Le temps d’une parenthèse, je m’expose au risque, j’éprouve de la difficulté, je mets mes cinq sens en branle.
Au moins essayer
Par-delà le sport et les activités extrêmes, l’émancipation de la société de confort et la recherche d’une satisfaction physique et psychique peuvent emprunter des voies différentes. Pour ceux qui en ont le loisir (et les moyens), vivre des moments ritualisés peut être perçu comme une parenthèse enchantée rompant avec la fadeur de l’expérience sensorielle quotidienne. On escompte de ces moments une satisfaction vécue comme une régénérescence salvatrice. Cela peut prendre la forme de l’ascèse, de la reconnexion à soi…
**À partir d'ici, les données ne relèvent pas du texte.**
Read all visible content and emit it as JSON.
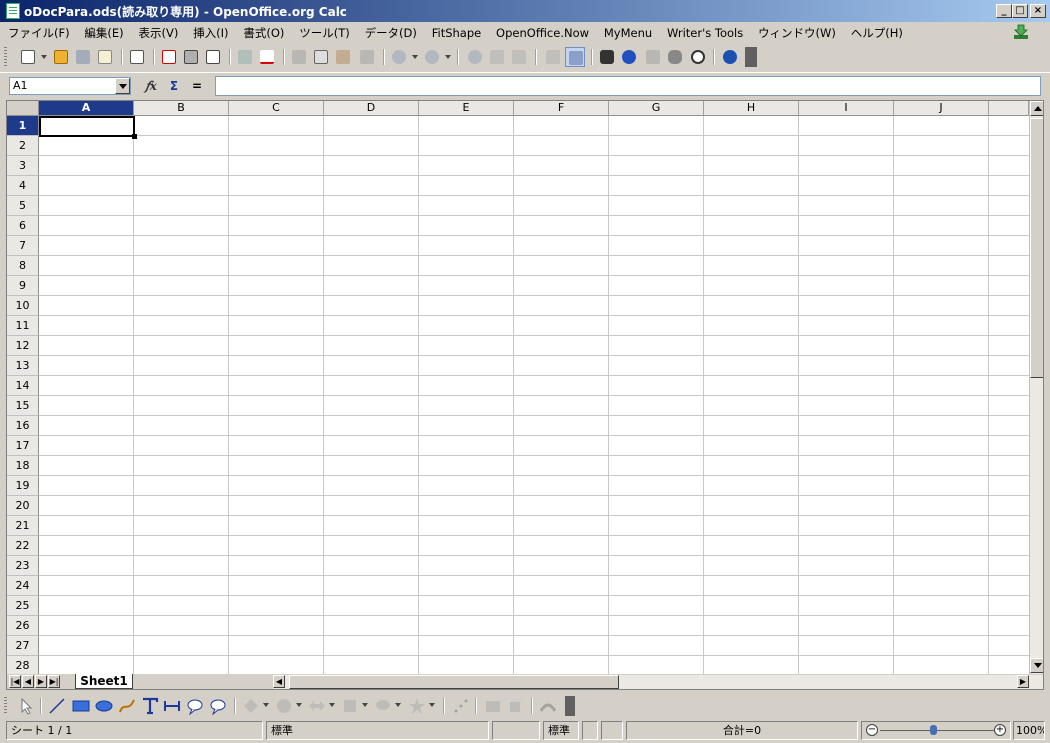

A mille lieues des montagnes arides où se rend Claude pour l’alpinisme et l’escalade, Claudia se réfugie régulièrement, en fin de journée, dans cette salle de yoga nichée dans un quartier «bobo-compatible». «C’est mon moment privilégié. J’y cherche une divine harmonie en me recentrant sur moi, loin du vacarme de la ville. Il y a un côté spirituel, c’est un peu l’équivalent de l’église pour les chrétiens.»
Tel que pratiqué en Occident aujourd’hui, le yoga serait pourtant loin de répondre aux aspirations spirituelles de Claudia. La pratique indienne ancestrale, vidée de sa substance, ne serait plus qu’«un exercice totalement privé de son contenu spirituel et de sa justification philosophique, soutient Benoît Heilbrunn. Or, le yoga est d’abord un système philosophique autant qu’une gymnastique reposant sur une série de postures. La finalité de cet enseignement est d’atteindre une union mystique du soi avec l’Etre suprême, mais telle n’est pas la façon dont on l’envisage à notre époque en Occident, où il s’agit plutôt d’une forme d’ “aerobic smooth” ou d’exercices d’étirement permettant de gagner en souplesse, en fitness, et en fin de compte d’améliorer sa santé.»
Journaliste indépendante et enseignante du Yoga, Marie Kock corrobore ce constat. De sa pratique et de sa désillusion, elle a tiré l’ouvrage Yoga, une histoire-monde (La Découverte, 2019). Le yoga serait un «mélange de philosophie indienne, de postures parfois spectaculaires et de promesses de sérénité et de vie meilleure inspirées des techniques de développement personnel. Cet assemblage standard est présenté partout comme le yoga traditionnel, comme la survivance d’un art et d’une sagesse millénaires. Pourtant, le yoga que nous pratiquons aujourd’hui est un yoga moderne, vieux d’une centaine d’années à peine, pensé pour répondre aux besoins de l’Occident et y être exporté.»
On pourrait aisément soulever d’autres contradictions dans lesquelles s’empêtrent les «résistants» à la société de confort. En revanche, difficile de leur retirer le mérite d’essayer, de ruser, de persévérer, de braver les habitudes et les fausses évidences. Quitte à se tromper. Comme la transition écologique, à laquelle elle est intimement enchevêtrée, la remise en question de la société de confort, de ses excès et effets néfastes, ne devrait pas reposer sur les seuls individus, mais relever aussi de politiques publiques aptes, avec l’arsenal adéquat, à métamorphoser les Homo confort que nous sommes devenus.